Use the ARDSnet Mechanical Ventilation Protocol and Murray Score to help decide if a patient would be a good VV ECMO candidate. 

    • The ARDSnet protocol is evidence-based and communicates where the patient is on their vent settings. It gives receiving centers a clean way to evaluate patients for potential transfer.
    • Patients should be <65 years old (though physiologic age is taken into consideration)
    • The patient should have a reversible cause of respiratory failure and no severe comorbidities (no past history of cirrhosis, end-stage CHF/cancer/COPD).
    • Not improving despite maximal adjunctive ventilatory support 
      • Varies based on the capability of your center
      • Some patients at small community hospitals could benefit from transfer to a bigger medical ICU, not necessarily to an ECMO center.
    • PaO2 should be <150 on high FiO2 of >0.6.
    • A Murray Score ≥2.5 is a standard cutoff for ECMO candidates.
    • Murray Score considers:
      • How much consolidation there is on CXR
      • PaO2/FiO2 ratio
      • Amount of PEEP
      • Lung compliance [TV/(PIP-PEEP)]
 

 

When should we begin thinking about VV ECMO or advanced ventilatory measures for an intubated ED patient?

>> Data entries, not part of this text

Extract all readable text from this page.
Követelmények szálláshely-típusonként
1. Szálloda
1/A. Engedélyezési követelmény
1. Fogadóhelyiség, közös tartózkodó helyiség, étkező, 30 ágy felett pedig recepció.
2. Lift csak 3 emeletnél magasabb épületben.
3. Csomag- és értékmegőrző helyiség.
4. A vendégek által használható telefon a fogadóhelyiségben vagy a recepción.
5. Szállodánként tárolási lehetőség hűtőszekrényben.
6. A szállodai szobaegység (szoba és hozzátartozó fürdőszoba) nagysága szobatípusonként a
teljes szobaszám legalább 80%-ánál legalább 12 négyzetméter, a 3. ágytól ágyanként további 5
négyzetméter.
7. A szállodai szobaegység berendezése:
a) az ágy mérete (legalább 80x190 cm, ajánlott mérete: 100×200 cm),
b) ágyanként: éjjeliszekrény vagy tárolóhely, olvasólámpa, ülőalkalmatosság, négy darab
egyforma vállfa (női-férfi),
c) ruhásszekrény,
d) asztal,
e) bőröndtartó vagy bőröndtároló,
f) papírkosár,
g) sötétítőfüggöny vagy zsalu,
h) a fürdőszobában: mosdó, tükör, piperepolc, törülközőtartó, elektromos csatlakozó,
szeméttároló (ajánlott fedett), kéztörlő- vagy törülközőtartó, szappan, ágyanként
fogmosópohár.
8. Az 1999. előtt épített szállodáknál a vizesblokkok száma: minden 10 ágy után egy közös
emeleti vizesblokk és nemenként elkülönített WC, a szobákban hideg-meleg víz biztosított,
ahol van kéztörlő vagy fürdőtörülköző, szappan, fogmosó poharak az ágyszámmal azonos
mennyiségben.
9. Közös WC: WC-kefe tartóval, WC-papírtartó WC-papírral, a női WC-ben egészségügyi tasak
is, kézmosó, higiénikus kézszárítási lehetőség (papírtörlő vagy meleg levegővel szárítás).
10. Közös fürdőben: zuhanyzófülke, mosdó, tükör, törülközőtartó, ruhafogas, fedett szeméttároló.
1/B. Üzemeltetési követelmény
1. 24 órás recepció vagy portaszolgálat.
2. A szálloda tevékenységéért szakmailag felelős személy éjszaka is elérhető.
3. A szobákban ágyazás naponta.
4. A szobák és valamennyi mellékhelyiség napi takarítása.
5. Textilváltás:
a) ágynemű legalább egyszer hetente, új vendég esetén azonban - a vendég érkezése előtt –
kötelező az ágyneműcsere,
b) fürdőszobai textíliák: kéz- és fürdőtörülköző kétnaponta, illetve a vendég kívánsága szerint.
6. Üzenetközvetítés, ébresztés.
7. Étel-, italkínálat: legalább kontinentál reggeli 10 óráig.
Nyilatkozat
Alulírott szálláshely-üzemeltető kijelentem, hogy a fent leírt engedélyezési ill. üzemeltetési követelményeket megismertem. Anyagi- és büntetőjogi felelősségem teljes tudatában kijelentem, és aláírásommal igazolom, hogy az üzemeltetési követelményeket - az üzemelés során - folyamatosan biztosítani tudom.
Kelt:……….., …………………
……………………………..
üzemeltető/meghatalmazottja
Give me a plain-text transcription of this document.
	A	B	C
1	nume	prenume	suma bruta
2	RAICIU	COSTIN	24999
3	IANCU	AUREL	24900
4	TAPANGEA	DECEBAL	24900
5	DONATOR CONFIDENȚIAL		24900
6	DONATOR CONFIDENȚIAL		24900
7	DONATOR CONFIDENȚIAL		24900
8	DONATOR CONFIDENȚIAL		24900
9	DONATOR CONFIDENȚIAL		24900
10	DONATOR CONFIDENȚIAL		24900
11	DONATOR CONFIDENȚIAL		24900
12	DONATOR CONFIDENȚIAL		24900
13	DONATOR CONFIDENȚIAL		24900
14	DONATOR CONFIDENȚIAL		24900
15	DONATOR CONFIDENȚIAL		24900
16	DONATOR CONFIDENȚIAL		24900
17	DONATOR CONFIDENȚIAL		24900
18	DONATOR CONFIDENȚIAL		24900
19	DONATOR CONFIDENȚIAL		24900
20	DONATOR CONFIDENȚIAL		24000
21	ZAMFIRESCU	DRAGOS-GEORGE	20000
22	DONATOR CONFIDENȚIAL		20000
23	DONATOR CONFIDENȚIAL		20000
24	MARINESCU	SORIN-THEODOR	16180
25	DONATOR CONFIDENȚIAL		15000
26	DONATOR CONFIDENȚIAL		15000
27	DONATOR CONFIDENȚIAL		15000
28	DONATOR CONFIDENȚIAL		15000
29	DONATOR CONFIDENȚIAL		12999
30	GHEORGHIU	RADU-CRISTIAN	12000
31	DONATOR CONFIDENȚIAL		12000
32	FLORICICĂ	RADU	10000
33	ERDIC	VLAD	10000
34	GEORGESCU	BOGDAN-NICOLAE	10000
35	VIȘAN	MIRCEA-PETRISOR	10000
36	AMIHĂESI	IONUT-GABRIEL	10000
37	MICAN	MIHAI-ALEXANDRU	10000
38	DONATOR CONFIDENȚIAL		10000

  • Think ECMO if you can’t oxygenate a patient despite rapidly escalating the PEEP and a high FiO2.  
    • Example:  a patient whose PEEP = 20 and FiO2 = 100%, yet oxygen saturation hovers in the 80s and CXR shows white out.

 

What is the tipping point for VA ECMO in patients with massive PE?

  • Consider ECMO for patients who:
    •  have contraindications to thrombolysis, 
    • are not improving/getting worse despite thrombolysis, or 
    • require high vasopressor doses.
  • VA ECMO “solves the problem” for massive PE.

 

VA ECMO referrals for cardiomyopathy are typically for post-viral CM or post-myocardial infarction CM (since these patients tend to be younger with few comorbidities).

  • When considering transfer for a patient in cardiogenic shock, if you have an interventional cath lab capable of placing a mechanical circulatory support device (ie. an Impella or left ventricular assist device), contact them first. 
  • ECMO criteria for patients in cardiogenic shock includes lack of improvement with an Impella.

 

Who tends to recover well from ECMO?

  • Patients with an acute indication for ECMO and minimal comorbid disease have the best outcomes.

 

What is the minimal infrastructure and training level needed to start an ECMO program?

  • Starting a program is complicated. And VV ECMO is more complex than VA ECMO (due to using bigger cannulae, positioning requirements, etc).
  • It’s possible for small facilities to initiate VA ECMO for cardiac arrest or PE patients in the ED/ICU while awaiting an ECMO retrieval team from a major center. This requires that all the details be worked out between the facilities ahead of time.
  • What’s more realistic is for the receiving ECMO center to retrieve those patients and decide whether they want to initiate ECMO with their own equipment and then take the patient back to their facility.